Apollo 11, the focal point of the film, may be one of the most well-documented events in human history (that's the one where they walked on the moon the first time, Howard).  To make up how mission control works, and who was working there felt... weird.  Even odd little details crop up - like, I don't know if I ever heard anyone ever refer to any part of the vehicle as "the ship", but it happens here a couple of times.  

Our premise:  Scarlett Johansson plays "Kelly", a Madison Avenue master of advertising in... 1968?  69?  I'm not exactly sure.  She's recruited by a mysterious government spook played by Woody Harrelson to come to NASA and get people interested in space again.  This is in the wake of, I guess, Gemini just being a snooze fest?  Or Apollo 8?   

I always heard people got bored of NASA once we actually had this down and everything was routine, which, friends - hurling into space on a can of rocket fuel is anything but dull.  But I'm not sure the journey to land a human on the moon was when people tapped out.

Instead of the Flight Director of Apollo 11 being Gene Kranz, who is very, very famous if you do a basic Google search - it's now Channing Tatum playing "Cole", who is not Gene Kranz.  Cole is, of course, a stick in the mud compared to Kelly, but we learn he became that way because he was also the Flight Director on Apollo I, which... I guess this NASA is like five dudes.

Kelly initially just wants to help sell NASA, and so launches partnerships, like Tang, Omega watches, and other connections.  She's able to charm and smarm politicians.  

Then, Woody Harrelson returns and demands that they set up an "alternative" moon landing on a soundstage, which they'll have ready in case something goes wrong.  And, for everyone who hung out with "that guy" at some point, we get a pretty good explanation for why someone would want to fake the moon landing.  

Meanwhile, Channing Tatum and ScarJo bicker but kinda seem to fall for each other.  Why?  Well, they're both very good looking.  Because the two seem like ideological opposites, so if either of them were less than a 9, this wasn't happening.

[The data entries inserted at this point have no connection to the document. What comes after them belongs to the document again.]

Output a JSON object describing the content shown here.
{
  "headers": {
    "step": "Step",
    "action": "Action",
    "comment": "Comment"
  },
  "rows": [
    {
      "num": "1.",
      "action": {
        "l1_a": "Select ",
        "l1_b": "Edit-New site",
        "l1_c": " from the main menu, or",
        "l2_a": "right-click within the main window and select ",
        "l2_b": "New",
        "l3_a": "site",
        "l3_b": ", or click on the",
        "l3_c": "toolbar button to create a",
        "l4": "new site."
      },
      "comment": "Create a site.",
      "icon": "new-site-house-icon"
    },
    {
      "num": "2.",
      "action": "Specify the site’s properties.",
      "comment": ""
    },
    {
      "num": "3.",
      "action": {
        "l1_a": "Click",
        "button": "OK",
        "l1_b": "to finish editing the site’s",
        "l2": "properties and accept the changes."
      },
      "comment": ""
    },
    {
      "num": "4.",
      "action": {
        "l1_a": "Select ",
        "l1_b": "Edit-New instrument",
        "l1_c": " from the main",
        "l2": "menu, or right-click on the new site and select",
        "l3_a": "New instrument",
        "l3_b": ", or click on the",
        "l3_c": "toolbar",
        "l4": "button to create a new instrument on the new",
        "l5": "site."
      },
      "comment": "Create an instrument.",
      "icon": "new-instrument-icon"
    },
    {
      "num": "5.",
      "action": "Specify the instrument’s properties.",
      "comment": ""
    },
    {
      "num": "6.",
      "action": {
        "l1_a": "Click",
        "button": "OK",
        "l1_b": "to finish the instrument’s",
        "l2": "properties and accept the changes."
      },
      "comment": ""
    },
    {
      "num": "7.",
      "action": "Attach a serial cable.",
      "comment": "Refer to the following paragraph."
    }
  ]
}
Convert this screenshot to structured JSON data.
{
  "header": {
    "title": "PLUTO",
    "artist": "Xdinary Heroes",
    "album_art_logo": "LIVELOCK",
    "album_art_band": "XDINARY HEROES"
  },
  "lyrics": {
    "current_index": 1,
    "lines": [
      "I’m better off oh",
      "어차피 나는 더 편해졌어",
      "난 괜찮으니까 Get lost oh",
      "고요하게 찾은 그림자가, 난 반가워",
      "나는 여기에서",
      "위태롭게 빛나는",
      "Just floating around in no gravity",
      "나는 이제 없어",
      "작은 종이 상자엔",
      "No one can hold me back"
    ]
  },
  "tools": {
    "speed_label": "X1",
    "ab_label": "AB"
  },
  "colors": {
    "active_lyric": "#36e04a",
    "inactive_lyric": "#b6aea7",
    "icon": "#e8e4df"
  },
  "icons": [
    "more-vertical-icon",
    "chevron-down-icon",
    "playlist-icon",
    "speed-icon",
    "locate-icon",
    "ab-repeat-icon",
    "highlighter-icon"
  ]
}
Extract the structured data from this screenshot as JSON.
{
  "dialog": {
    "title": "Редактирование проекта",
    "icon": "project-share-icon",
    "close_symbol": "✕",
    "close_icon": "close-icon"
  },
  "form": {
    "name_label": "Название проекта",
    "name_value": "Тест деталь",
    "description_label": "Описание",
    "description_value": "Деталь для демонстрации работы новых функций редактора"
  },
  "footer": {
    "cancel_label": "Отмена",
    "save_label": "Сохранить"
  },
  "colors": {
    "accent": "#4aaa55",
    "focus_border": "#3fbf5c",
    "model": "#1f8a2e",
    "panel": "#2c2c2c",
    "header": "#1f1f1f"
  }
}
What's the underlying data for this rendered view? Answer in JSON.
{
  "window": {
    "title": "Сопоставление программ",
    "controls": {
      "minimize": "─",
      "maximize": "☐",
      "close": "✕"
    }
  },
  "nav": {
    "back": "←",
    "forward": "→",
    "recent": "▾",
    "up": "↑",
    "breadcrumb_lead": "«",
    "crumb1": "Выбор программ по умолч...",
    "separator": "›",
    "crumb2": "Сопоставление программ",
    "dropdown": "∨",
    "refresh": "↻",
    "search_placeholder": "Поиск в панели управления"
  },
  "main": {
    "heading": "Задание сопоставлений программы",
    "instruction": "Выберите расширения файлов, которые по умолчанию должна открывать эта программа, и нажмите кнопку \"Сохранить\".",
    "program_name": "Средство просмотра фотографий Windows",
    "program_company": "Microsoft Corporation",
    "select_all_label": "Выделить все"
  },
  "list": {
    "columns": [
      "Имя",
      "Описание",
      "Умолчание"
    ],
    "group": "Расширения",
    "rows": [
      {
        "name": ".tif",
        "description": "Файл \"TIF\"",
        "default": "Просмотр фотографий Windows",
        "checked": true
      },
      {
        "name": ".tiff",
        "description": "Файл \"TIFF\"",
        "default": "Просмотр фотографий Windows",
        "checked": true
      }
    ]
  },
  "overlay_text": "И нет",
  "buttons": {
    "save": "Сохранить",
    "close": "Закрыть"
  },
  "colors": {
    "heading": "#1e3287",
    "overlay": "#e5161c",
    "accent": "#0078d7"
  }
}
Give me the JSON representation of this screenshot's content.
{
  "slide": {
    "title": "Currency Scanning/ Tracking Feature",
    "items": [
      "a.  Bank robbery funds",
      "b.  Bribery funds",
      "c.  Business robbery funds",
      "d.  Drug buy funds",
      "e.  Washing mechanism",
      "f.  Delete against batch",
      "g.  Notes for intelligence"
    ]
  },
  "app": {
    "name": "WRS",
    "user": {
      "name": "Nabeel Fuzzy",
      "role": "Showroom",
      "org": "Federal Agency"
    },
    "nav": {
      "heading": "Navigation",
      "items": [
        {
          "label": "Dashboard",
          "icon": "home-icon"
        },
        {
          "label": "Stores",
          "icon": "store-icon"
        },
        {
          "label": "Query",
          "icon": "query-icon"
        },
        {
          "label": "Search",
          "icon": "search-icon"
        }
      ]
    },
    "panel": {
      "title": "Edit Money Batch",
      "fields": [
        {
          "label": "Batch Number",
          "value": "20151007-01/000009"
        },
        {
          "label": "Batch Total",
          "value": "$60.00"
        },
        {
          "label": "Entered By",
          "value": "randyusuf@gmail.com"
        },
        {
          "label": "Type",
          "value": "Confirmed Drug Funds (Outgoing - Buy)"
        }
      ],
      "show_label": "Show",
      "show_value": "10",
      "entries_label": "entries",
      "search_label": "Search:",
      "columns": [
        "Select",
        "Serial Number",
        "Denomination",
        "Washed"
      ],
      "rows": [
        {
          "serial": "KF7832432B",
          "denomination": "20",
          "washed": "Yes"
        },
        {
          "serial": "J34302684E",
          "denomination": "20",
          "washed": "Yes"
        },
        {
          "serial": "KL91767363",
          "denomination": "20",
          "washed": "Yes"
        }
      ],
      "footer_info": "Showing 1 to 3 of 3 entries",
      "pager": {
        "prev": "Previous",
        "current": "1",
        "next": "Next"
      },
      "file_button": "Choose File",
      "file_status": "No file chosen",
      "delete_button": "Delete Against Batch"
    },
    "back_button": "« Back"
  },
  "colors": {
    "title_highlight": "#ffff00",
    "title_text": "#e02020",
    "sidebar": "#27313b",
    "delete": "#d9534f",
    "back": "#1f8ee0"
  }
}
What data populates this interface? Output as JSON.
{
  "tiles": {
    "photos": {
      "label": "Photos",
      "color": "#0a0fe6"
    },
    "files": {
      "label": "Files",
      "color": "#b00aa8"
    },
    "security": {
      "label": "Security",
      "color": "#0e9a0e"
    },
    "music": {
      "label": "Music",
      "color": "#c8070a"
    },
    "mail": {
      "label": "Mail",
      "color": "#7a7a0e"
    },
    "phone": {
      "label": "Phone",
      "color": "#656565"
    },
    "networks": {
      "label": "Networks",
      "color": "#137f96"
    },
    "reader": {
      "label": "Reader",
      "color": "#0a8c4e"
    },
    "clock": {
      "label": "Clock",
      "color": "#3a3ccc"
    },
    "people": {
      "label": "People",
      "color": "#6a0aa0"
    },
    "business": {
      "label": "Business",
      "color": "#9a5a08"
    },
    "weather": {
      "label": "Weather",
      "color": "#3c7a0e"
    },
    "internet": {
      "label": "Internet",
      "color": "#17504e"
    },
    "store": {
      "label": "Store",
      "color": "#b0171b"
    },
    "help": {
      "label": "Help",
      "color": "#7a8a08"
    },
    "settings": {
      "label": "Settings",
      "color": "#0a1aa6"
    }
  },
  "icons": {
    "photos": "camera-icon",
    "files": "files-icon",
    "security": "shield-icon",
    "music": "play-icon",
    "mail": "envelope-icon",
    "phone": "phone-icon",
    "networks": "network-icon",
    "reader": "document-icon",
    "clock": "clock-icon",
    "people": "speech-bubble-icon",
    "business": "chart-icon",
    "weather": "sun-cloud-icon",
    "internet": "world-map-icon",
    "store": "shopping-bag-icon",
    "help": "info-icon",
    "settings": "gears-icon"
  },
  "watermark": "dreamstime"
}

Even more - we're supposed to buy that Tatum's character lacks any professional acumen whatsoever after a career in the Air Force and time at NASA for years as a top administrator.  So ScarJo has to step in and smooth things over for him all the time. 

Oh, there's Chekov's Black Cat in the first act, which is kind of funny.  But I didn't buy that if government spooks were going to stage a moon landing, they'd do it live.  That was so weird - and necessary only insofar as it makes the plot happen.

It's... fine.  It's an expensive Hallmark movie in its way.  It doesn't care how anything really works so it can tell the cute story it wants to tell.  The leads are charming.  ScarJo looks fantastic in period dress and hair.

It's also weird to throw a movie out there about NASA, which people definitely have opinions about as well as have knowledge - and then to also lean into Madison Avenue-style advertising, which we got a pretty good picture of, in that specific timeframe, from Mad Men.  

But.  It's also really weird that this movie leans in so hard on themes of truth and lies and what's important and why.  And doesn't really care about the truth at all.  And *then* kinda helps conspiracy theorists along.  And maybe now is not the time for these mixed messages.  

This is one of those movies where you squint and see a different movie probably existed at one point that was funnier, and probably less about the romance and more about the well-known conspiracy.  But then you get a ScarJo attached, and she doesn't do those movies, really.

I wasn't mad at the movie, exactly.  I just kind of inhaled, realized what it was early on, and dealt with it and watched it play out for what it was, wondering all along the way why they made so many choices they did when they absolutely didn't have to.